Which channels drove the most signups in March?
Source
Direct
997
Referral
467
Organic search
268
Paid ads
58
Newsletter
12
Title is the question, baseline at zero, one categorical hue per source, sorted descending.
Revenue
3D pie, eight slices, rainbow palette — every distortion at once.
DoDon't
Title each chart with the question it answers.Title with the metric name only ("Revenue").
Anchor bar baselines at zero.Truncate the y-axis to make small differences look big.
Use a single brand accent + neutrals for one-series charts.Rainbow a one-series chart.
Cap categorical palettes at 10 hues; group the tail.Generate a unique color per category indefinitely.
Use a hue's -bright sibling for emphasis bands of the same category.Pick a second hue when the data is one variable in two bands.
Show units in axis labels and tooltips.Show raw numbers without %, $, time units.
Provide a "View as table" toggle.Ship a chart with no tabular alternative.
Reuse the same color for the same series across pages.Recolor the same metric per page.
Match legend order to visual order.Sort the legend alphabetically while bars are ranked by value.
Use Skeleton during load.Show zeroed bars or spinners that hide structure.

Numbers, dates, and locales

  • Use the same date and number format as the rest of the app (locale-aware when shipped).
  • Tabular figures across all chart text — required for axes and tooltips, where digits must align.
  • Compact notation for axis labels (1.2k, 3.4M); full precision in tooltips.
  • Currency: ISO format with locale-aware grouping.

Outliers and data quality

Real data is messy. The chart is responsible for telling the truth about that, not papering over it.

SituationPattern
One value dwarfs the othersSplit into two charts — the top mover on its own, the rest on a shared scale. Never use a broken-axis indicator on a bar chart.
Zero-value categoriesGroup into "Other (N)" in the footer, or hide behind an explicit toggle. Don't show a row of empty bars.
Sparse data in a wide rangeShow the underlying points (scatter or strip) instead of a misleading smooth line through gaps.
Missing / unknown valuesRender the gap explicitly. Never interpolate silently — it invents data the user didn't see.
Cumulative / unbounded seriesCap the axis at a sensible round number and label any clipped points. The reader should know the chart was clipped.
Negative values on a default zero-baseline chartMake the baseline explicit and use the diverging palette. Don't flip the axis to hide the sign.
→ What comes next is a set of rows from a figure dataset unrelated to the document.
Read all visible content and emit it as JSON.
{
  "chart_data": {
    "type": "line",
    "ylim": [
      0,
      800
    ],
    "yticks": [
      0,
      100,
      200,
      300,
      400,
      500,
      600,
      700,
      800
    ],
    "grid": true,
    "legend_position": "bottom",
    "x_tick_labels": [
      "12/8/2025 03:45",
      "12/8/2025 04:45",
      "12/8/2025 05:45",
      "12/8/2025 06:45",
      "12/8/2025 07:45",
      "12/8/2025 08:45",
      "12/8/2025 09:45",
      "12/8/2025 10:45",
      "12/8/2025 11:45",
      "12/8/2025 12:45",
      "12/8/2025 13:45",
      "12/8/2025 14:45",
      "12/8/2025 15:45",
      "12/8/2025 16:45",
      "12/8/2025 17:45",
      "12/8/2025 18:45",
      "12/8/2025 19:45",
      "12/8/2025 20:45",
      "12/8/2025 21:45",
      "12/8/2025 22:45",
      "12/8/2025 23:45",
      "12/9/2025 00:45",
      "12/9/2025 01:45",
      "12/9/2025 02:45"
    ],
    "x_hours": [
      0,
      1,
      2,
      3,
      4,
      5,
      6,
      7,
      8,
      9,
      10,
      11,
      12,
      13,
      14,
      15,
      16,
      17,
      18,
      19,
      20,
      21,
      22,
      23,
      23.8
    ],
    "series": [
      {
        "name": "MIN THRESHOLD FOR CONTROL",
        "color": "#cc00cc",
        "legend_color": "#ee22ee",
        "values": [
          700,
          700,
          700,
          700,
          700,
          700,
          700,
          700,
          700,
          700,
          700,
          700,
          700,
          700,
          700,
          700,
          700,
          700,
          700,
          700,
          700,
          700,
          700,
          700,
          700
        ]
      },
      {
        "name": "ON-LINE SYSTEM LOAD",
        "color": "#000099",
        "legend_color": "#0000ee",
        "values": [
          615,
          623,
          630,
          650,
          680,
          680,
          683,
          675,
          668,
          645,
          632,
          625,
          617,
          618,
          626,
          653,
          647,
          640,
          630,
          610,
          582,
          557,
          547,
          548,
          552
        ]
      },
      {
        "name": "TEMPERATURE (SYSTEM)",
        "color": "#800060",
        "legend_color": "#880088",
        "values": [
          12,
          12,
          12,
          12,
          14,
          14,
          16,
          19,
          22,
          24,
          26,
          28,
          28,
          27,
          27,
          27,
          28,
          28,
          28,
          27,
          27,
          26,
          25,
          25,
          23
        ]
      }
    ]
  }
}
How this connects to the rest of the system

Every rule on this page is an application of the broader Marmo design language — the five criteria every design must pass: is the question obvious, is the answer effortless, does it match expectations, is exploration safe, is it inclusive? A chart is just a screen with axes.
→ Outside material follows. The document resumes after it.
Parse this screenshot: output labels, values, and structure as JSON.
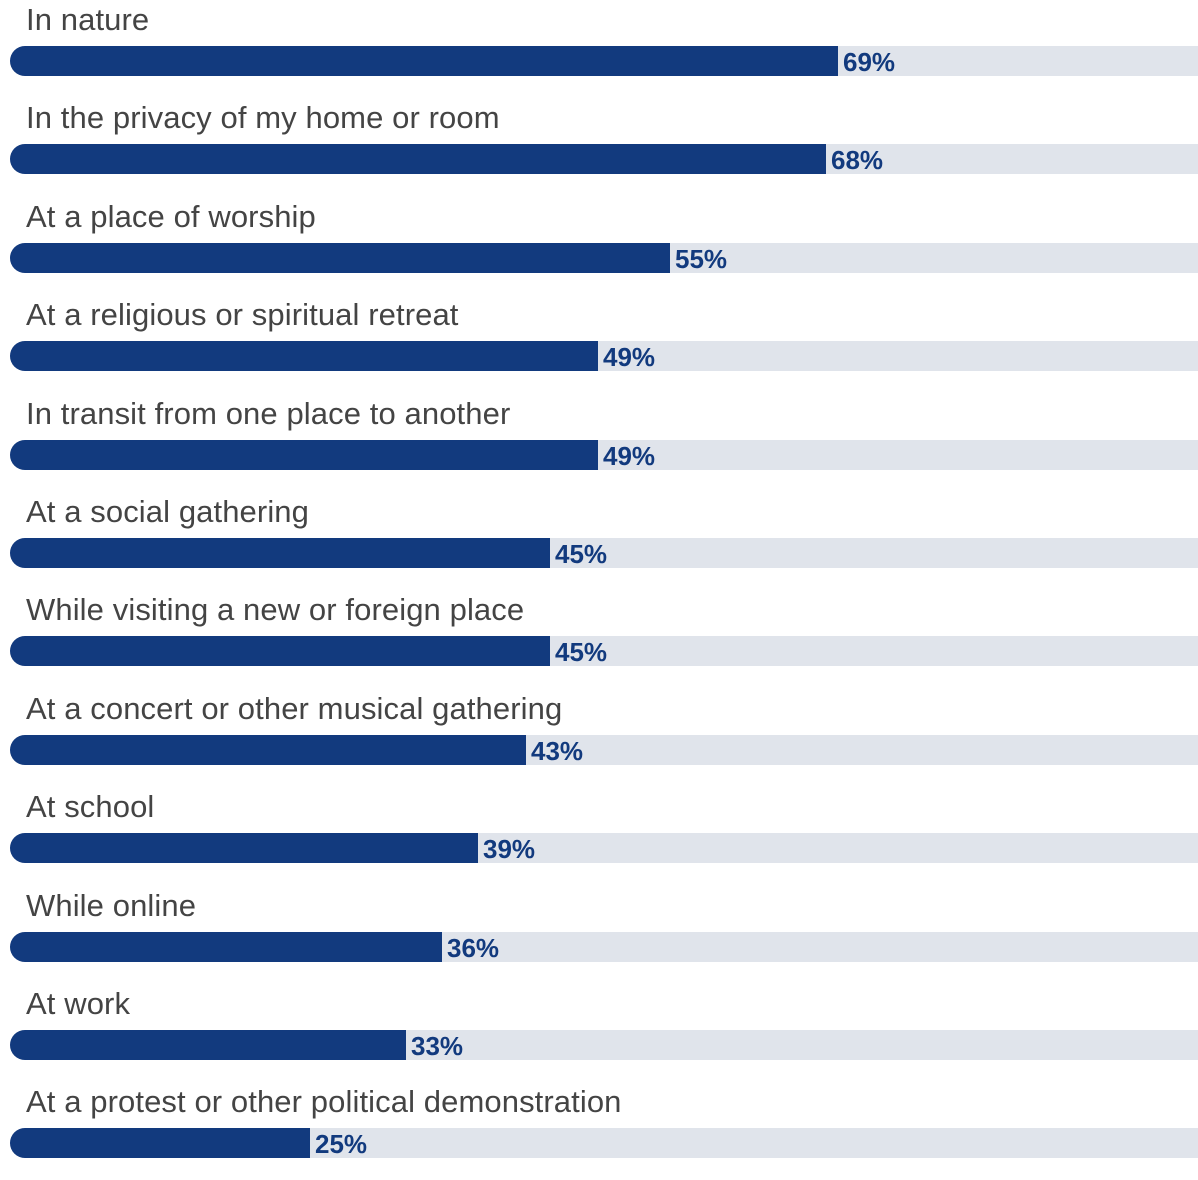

This page sticks to the chart-specific application: title is the question, ≤ 10 categorical hues (with -bright siblings for same-variable bands), ≤ 4 series per single chart, baselines at zero, hover and focus, Skeleton during load, table alternative.


Sources (chart-specific)

  • Andrew Abela — Chart Chooser methodology (decision-by-question lineage).
  • WCAG 2.1 — 1.4.1 (Use of Color).
  • Norman, Cooper, Weinschenk, Yablonski, Cleveland & McGill — the cognition and perception research behind these criteria.